Sylvia Molloy y Enrique Vila-Matas
DESDE LEJOS: LA ESCRITURA A LA INTEMPPERIE

SILVIA MOLLOY


Hace unos años escribí un relato sobre mi deseo de regresar a la casa donde me crié y lo titulé Casa tomada, copiando deliberadamente a Cortázar. El gesto no era tanto homenaje como intento de alejarme del género confesional y trabajar más en clave literaria. Cuento cómo me entero a través de un amigo de que la casa de mi infancia, en un suburbio de Buenos Aires, ha sido demolida o por lo menos renovada a tal punto que ya no es reconocible. Tanto una como otra posibilidad son extremas, pero cediendo a la urgencia dramática del mensaje escojo por supuesto la primera, más catastrófica, y confiando en mi amigo –que también era del mismo barrio– reacciono indignada: ¡cómo se atreven! Continúa mi texto contando cómo, en un viaje subsiguiente a Buenos Aires, voy a ver la casa el mismo día en que llego: está por cierto cambiada (han construido una extensión de la planta baja, lo cual cambia la fachada) pero todavía es reconocible. A mi regreso a Nueva York le reprocho a mi amigo: ¿qué lo llevó a decir que la casa había sido demolida cuando todavía está allí? Él insiste en que ha sido completamente modificada, demolida y reconstruida, el patio de adelante y el árbol enorme ya no están. Pero tanto el patio como el sauce llorón estaban en la parte de atrás de la casa, y no al frente, le digo, y lo que han agregado es mínimo, la casa ha cambiado muy poco. Pablo porfía que no, que ya no es la misma casa y que el árbol estaba al frente. Mi relato concluye, me doy cuenta de que es inútil que insista en lo contrario: probablemente los dos tengamos razón.

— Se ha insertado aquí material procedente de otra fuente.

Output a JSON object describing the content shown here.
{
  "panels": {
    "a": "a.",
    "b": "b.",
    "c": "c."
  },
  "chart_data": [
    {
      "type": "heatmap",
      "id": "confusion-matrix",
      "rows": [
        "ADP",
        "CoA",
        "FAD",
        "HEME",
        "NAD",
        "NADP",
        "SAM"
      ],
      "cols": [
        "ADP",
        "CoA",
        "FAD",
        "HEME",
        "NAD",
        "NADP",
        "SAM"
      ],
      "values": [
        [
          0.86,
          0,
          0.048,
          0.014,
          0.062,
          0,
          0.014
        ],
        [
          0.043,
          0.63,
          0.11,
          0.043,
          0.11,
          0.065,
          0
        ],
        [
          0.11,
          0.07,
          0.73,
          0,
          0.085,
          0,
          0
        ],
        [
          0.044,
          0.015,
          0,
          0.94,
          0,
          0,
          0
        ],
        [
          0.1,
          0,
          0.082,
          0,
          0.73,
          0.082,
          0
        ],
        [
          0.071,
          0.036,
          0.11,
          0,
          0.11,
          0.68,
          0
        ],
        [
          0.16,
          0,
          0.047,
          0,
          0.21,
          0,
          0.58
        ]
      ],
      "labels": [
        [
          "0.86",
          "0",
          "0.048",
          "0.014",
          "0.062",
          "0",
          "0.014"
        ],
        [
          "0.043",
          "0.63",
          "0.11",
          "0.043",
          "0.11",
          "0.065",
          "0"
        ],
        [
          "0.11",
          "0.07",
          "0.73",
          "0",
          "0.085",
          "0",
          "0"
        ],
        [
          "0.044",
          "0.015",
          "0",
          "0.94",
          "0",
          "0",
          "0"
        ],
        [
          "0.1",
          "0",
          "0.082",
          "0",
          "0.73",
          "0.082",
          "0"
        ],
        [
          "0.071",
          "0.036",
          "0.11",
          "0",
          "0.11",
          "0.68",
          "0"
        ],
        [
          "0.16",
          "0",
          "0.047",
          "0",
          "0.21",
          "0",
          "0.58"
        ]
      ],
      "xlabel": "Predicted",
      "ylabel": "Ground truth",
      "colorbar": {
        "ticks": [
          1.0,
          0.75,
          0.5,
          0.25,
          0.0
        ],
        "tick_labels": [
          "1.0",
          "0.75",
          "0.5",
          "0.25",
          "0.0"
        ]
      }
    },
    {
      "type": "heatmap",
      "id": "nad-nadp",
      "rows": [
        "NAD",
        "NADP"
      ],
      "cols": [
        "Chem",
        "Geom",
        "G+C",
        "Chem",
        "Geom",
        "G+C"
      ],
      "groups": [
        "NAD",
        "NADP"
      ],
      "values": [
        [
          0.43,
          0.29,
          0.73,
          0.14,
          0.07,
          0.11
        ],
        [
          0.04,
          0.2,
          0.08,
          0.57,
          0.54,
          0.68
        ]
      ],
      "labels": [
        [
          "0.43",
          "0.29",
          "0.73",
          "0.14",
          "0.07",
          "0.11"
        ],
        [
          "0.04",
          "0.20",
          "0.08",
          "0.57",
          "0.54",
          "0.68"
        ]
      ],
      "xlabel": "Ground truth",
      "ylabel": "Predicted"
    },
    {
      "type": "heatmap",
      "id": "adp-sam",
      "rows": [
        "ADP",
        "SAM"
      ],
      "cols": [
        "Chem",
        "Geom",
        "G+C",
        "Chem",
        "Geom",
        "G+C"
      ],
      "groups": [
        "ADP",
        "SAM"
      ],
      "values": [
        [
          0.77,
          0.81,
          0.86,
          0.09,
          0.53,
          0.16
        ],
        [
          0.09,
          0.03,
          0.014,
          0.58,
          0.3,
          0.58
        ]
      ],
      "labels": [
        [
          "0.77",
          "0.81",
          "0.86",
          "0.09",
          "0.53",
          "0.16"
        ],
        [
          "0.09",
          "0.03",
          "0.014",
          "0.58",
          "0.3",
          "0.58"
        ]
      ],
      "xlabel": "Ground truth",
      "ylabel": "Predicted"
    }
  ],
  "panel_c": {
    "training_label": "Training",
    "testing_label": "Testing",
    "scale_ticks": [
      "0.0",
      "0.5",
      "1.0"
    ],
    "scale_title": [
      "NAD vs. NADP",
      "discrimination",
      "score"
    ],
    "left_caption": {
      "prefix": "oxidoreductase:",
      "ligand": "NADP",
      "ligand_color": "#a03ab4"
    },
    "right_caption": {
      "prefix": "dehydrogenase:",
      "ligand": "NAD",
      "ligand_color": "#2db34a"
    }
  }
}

Pienso en la desterritorialidad que sentimos muchos de los que escribimos afuera y en la necesidad, como anota Salman Rushdie, de crearse casas imaginarias. En realidad, Rushdie habla de imaginary homelands, es decir no sólo casas sino países/casa: el inglés reúne oportunamente en una sola palabra la casa y la tierra, el hogar y la patria. Acaso la palabra querencia, en español, diera idea de la dimensión afectiva que contiene la palabra homeland, por lo menos para un latinoamericano. (En España la querencia es el espacio donde, durante una corrida, ponen al toro a recobrar fuerzas: pese a la brutalidad del escenario la idea de un espacio, un “adentro” reconfortante y regenerativo, me parece adecuada, incluso me agrada.)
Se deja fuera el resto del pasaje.